A possible limitation of the present study is the expression of another H2 S generating enzyme, 3MST, which is not yet studied. 3MST is well expressed by all cells in the seminiferous tubules with a weaker expression in Leydig cells (33). However, 3MST expression is suppressed in conditions of oxidative stress and is unlikely to contribute to this setting (20). Another possible limitation of this study is not checking GSH and H2 S in the seminal plasma of patients. They could not directly link the lower expression of CBS and CSE to a decreased level of the resulting antioxidant effectors. However, a reduced release of GSH and H2 S in these patients has been well demonstrated by others and was likely to occur also in our model (23, 25, 26).

Conclusion

All things considered, the downregulation of GSH and H2 S releasing enzymes, CBS and CSE, at the RNA level was observed in the present study in men with varicocele or unexplained infertility in addition to the inverse correlation of CBS expression with semen parameters. The main role of CBS down-regulation points to a specific defect in the H2 S system as well as GSH, which justifies both the oxidative imbalance and the DNA methylation dysregulation in these patients. Although the CBS and CSE proteins were evaluated in human semen previously, this study is the first report of downregulation of CBS and CSE genes at the RNA level in human samples.
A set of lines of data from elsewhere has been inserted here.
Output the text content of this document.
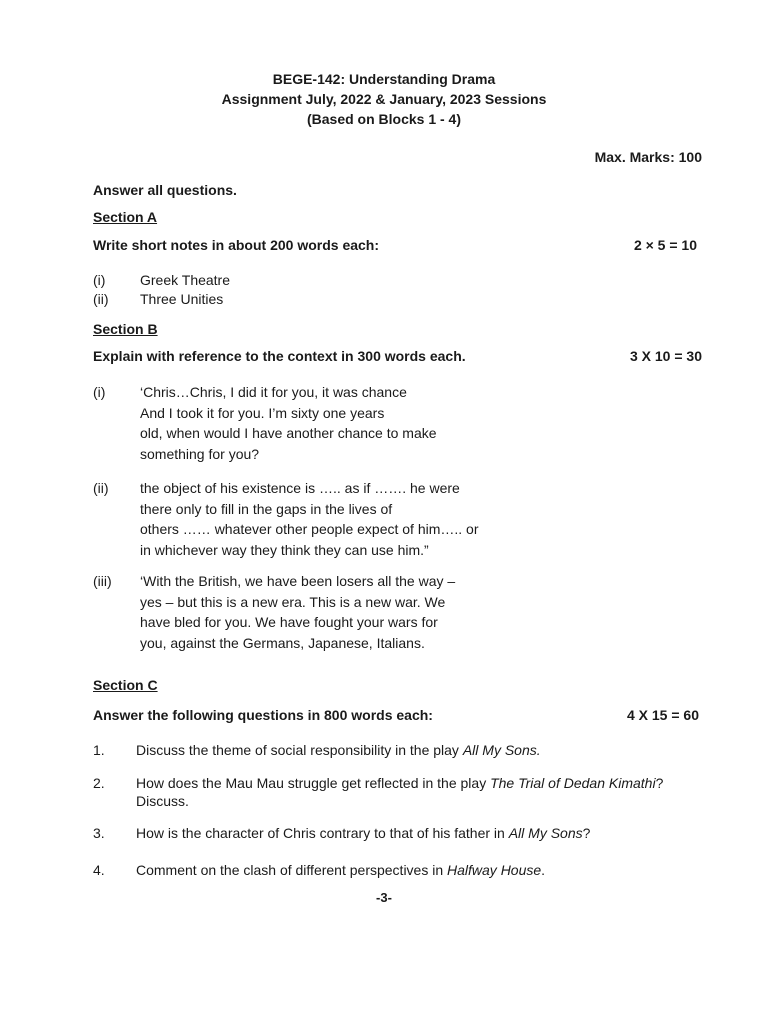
BEGE-142: Understanding Drama
Assignment July, 2022 & January, 2023 Sessions
(Based on Blocks 1 - 4)
Max. Marks: 100
Answer all questions.
Section A
Write short notes in about 200 words each:	2 × 5 = 10
(i) Greek Theatre
(ii) Three Unities
Section B
Explain with reference to the context in 300 words each.	3 X 10 = 30
(i) ‘Chris…Chris, I did it for you, it was chance
And I took it for you. I’m sixty one years
old, when would I have another chance to make
something for you?
(ii) the object of his existence is ….. as if ……. he were
there only to fill in the gaps in the lives of
others …… whatever other people expect of him….. or
in whichever way they think they can use him.”
(iii) ‘With the British, we have been losers all the way –
yes – but this is a new era. This is a new war. We
have bled for you. We have fought your wars for
you, against the Germans, Japanese, Italians.
Section C
Answer the following questions in 800 words each:	4 X 15 = 60
1. Discuss the theme of social responsibility in the play All My Sons.
2. How does the Mau Mau struggle get reflected in the play The Trial of Dedan Kimathi?
Discuss.
3. How is the character of Chris contrary to that of his father in All My Sons?
4. Comment on the clash of different perspectives in Halfway House.
-3-
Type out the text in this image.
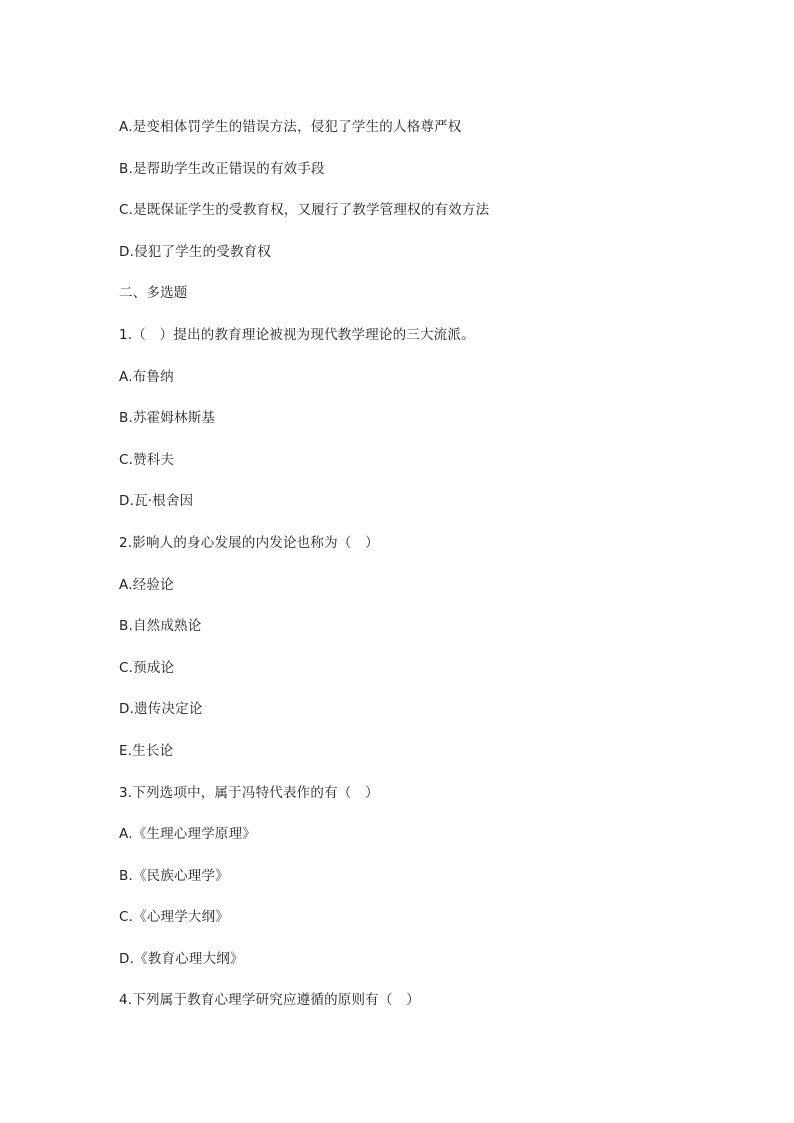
A.是变相体罚学生的错误方法，侵犯了学生的人格尊严权
B.是帮助学生改正错误的有效手段
C.是既保证学生的受教育权，又履行了教学管理权的有效方法
D.侵犯了学生的受教育权
二、多选题
1.（　）提出的教育理论被视为现代教学理论的三大流派。
A.布鲁纳
B.苏霍姆林斯基
C.赞科夫
D.瓦·根舍因
2.影响人的身心发展的内发论也称为（　）
A.经验论
B.自然成熟论
C.预成论
D.遗传决定论
E.生长论
3.下列选项中，属于冯特代表作的有（　）
A.《生理心理学原理》
B.《民族心理学》
C.《心理学大纲》
D.《教育心理大纲》
4.下列属于教育心理学研究应遵循的原则有（　）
Efforts aimed at supporting the activity of CBS and/or the release of H2 S may be of help in the treatment of male infertility.

Table 1

Sequence of designed primers of real-time polymerase chain reaction assay

Gene	Oligonucleotide sequence (5ˊ-3ˊ)	GC (%)	Optimal temperature (°C)	Size (bp)
CBS	F: GGGCGAAGTGGTCCATCTC	63.16	60	94
	R: GTTGGCAAAGTCATCTACAAGCA	43.48
CSE	F: GACTCTACATGTCCGAATGG	50	58	149
	R: AACCTGTACACTGACGCTTCA	47.62
GAPDH	F: CCACTCCTCCACCTTTGACG	60.32	60	107
	R: CCACCACCCTGTTGCTGTAG	60.61

Table 2

Analysis of correlation between different sperm parameters with mRNA expression of CBS and CSE genes

Sperm parameters		CBE expression	CBS expression
Sperm concentration	r	0.291*	0.17
	P value	0.01	0.159
Sperm motility	r	0.159	0.155
	P value	0.164	0.205
Sperm abnormality	r	-0.351**	-0.086
	P value	0.002	0.484

*; P<0.05, **; P<0.01, and r; Correlation.